StarHub customers will be able to experience 5G-powered services from August 18, when the Singapore telco turns on the next-generation mobile network across some areas of the island. Available as an early trial access, the service will be offered free and turned on automatically for customers.
Customers on StarHub's Mobile+ and Biz+ service plans, and who have a compatible device, would be able to experience "some early 5G benefits", the telco said in a statement Monday. Its 5G signals currently cover 53% of Singapore's populated areas and will reach 70% coverage next month, including residential estates such as Ang Mo Kio and Tampines as well as the Central Business District and local shopping strip, Orchard.
Full commercial launch of 5G standalone services were slated for next year, according to StarHub. The early trial access would run until February 16 next year.
The telco, alongside co-bidder M1, as well as Singtel in April secured licences to deploy nationwide 5G networks in Singapore, while TPG Telecom failed in its bid to do so, but was awarded frequency spectrum in the millimetre wave band, enabling it to roll out localised 5G networks. The Australian telco, and other mobile virtual network operators, would have to negotiate wholesale service agreements with Singtel or M1 and StarHub to tap their respective 5G networks, in order to offer retail 5G services to end-users.
StarHub's announcement Monday meant its customers would be amongst the first to experience 5G connectivity, if they owned compatible devices currently available in the market including Huawei P40 Pro+ 5G and Samsung Galaxy S20 Ultra 5G.
The telco, which was working with Nokia as its 5G technology partner, said its 5G signals currently were live on 2100MHz spectrum on a non-standalone architecture.
StarHub said its standalone 5G network, running on 3.5GHz spectrum, would be up and running by mid-2021. Its chief of consumer business Johan Buse said: "Just as how steam, electricity, and electronics have enriched our lives, the technology revolution of our era -- 5G -- will usher in unprecedented speed, simplicity, and instantaneity, changing the way we work, play, browse, game, watch, and create."

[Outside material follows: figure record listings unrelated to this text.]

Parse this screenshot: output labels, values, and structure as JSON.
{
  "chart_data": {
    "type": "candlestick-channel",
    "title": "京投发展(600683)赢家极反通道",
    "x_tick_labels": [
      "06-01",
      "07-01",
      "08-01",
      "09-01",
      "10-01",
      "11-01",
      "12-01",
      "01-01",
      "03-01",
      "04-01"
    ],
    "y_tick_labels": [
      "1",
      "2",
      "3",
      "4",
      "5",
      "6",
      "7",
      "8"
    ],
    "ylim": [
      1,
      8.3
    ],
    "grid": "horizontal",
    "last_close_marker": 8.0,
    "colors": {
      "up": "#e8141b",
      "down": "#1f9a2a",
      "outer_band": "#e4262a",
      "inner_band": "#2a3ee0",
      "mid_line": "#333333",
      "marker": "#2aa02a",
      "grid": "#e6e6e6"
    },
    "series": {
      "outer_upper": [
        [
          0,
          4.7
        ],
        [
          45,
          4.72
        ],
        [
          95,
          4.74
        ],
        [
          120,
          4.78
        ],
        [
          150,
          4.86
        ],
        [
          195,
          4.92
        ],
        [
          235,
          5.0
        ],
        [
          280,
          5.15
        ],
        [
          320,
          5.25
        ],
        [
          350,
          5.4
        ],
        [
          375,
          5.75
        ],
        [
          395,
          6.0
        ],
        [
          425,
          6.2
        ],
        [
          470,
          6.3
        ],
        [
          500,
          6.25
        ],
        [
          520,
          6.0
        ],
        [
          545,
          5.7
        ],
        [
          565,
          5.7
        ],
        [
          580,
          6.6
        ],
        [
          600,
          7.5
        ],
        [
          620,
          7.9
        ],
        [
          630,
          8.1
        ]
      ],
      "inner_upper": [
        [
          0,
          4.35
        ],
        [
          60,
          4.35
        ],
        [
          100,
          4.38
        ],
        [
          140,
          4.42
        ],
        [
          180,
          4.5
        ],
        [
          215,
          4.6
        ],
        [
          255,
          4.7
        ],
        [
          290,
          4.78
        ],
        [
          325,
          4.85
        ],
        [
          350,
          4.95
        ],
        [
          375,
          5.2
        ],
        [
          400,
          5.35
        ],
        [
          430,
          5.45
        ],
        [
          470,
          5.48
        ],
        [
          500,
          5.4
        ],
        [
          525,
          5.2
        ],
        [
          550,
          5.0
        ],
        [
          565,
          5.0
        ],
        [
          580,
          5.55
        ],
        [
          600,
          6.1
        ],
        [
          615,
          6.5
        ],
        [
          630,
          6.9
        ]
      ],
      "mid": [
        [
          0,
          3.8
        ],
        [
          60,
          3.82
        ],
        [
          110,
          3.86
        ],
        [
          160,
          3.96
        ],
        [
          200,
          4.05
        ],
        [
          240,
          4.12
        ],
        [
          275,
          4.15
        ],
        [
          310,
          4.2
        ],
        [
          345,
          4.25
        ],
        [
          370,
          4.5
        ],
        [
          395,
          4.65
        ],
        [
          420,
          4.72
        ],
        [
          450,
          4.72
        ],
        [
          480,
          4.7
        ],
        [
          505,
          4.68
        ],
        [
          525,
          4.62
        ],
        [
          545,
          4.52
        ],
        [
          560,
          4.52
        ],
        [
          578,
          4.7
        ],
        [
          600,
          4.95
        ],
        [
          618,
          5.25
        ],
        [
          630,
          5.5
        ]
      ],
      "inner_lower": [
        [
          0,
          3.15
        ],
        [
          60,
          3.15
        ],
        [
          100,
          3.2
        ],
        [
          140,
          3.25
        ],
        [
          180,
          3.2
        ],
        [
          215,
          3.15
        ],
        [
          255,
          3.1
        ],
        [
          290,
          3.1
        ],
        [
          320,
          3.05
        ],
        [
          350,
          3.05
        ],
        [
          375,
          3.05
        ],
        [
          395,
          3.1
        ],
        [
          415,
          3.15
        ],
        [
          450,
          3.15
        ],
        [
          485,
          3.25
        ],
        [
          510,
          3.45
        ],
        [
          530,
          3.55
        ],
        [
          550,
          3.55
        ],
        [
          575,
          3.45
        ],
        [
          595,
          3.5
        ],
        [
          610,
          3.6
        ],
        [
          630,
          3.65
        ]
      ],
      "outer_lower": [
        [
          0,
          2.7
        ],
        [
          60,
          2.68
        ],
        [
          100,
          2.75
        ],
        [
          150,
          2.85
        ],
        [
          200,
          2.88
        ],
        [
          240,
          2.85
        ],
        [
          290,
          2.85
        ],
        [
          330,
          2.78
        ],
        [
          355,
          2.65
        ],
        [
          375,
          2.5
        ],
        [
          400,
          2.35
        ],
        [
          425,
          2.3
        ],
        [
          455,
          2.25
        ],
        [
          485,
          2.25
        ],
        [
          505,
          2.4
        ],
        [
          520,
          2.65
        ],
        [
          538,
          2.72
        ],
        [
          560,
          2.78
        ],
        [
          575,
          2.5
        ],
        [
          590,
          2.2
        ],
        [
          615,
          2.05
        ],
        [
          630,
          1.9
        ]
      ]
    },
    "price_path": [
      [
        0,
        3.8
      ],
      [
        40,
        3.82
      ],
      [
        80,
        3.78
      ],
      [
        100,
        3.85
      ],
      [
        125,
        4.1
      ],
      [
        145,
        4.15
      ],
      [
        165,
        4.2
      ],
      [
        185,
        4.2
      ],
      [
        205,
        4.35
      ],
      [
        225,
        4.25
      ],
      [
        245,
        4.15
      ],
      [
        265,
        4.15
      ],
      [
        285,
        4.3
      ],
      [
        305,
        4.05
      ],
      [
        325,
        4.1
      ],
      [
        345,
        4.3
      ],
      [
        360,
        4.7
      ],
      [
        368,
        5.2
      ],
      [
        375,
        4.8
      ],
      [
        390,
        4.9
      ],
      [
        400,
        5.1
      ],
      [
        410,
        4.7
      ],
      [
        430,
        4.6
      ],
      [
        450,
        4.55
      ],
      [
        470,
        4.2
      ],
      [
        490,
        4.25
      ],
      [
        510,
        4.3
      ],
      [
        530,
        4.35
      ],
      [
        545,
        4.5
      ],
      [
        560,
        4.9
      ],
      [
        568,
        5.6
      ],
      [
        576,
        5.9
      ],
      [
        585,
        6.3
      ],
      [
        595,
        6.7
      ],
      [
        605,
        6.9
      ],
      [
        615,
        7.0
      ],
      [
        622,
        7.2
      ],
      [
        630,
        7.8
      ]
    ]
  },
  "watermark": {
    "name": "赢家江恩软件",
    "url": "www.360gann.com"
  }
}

Industry regulator Infocomm Media Development Authority (IMDA) said in its statement Monday that it welcomed mobile operators to tap their existing 4G networks to deploy 5G non-standalone networks to facilitate customer trials.

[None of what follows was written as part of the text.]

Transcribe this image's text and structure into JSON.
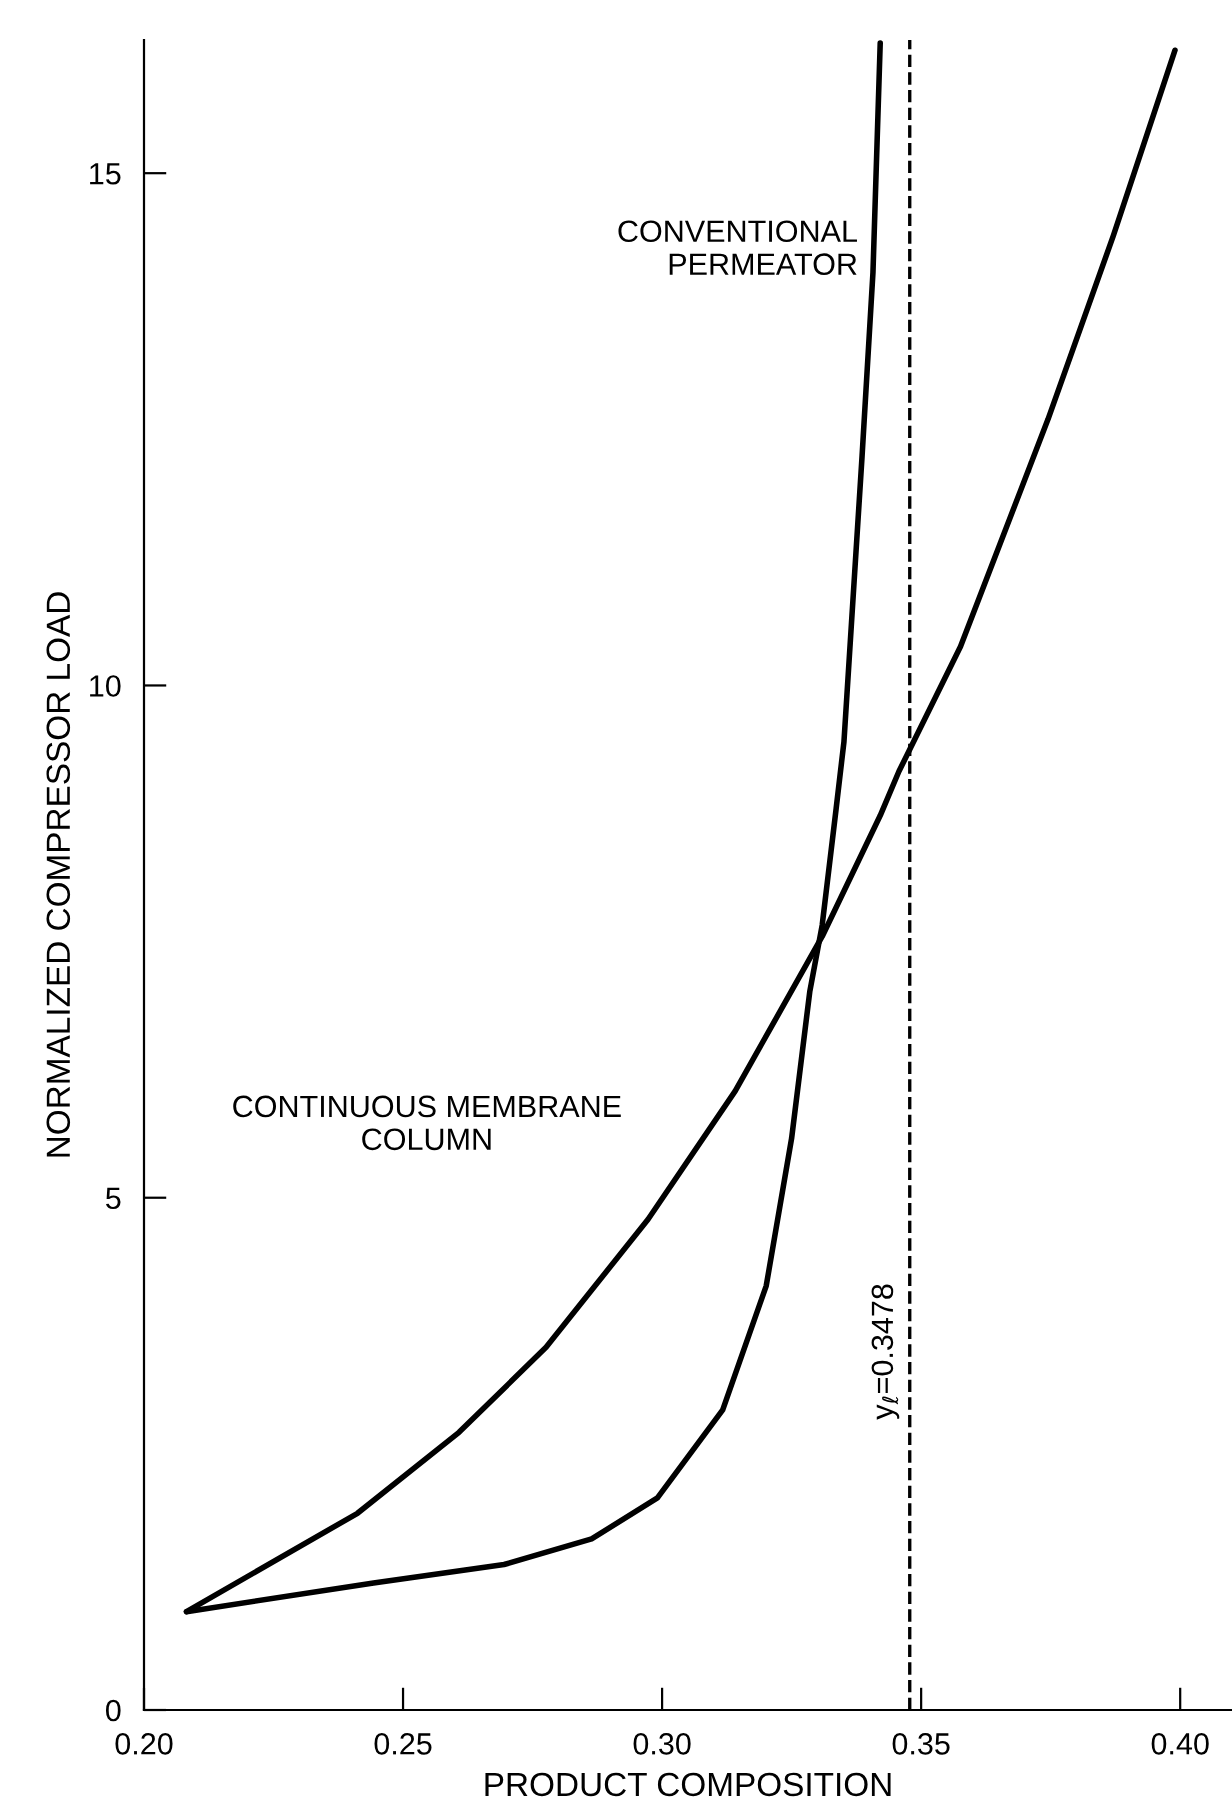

With the country's two nationwide 5G standalone networks scheduled to be operational by 2025, IMDA noted that mobile operators here had expressed interest in using non-standalone networks as a short-term and interim, while they rolled out their standalone networks.
"Riding on existing 4G networks, the 5G NSA networks will enable consumers to enjoy some 5G benefits such as faster mobile speeds on 5G-enabled devices," IMDA said, noting that operators -- upon obtaining its approval -- would be permitted to run market trials and offer some early commercial 5G services to consumers.
It added that it would work with the operators to develop a regulator framework to ensure "a smooth transition" from non-standalone to standalone 5G networks.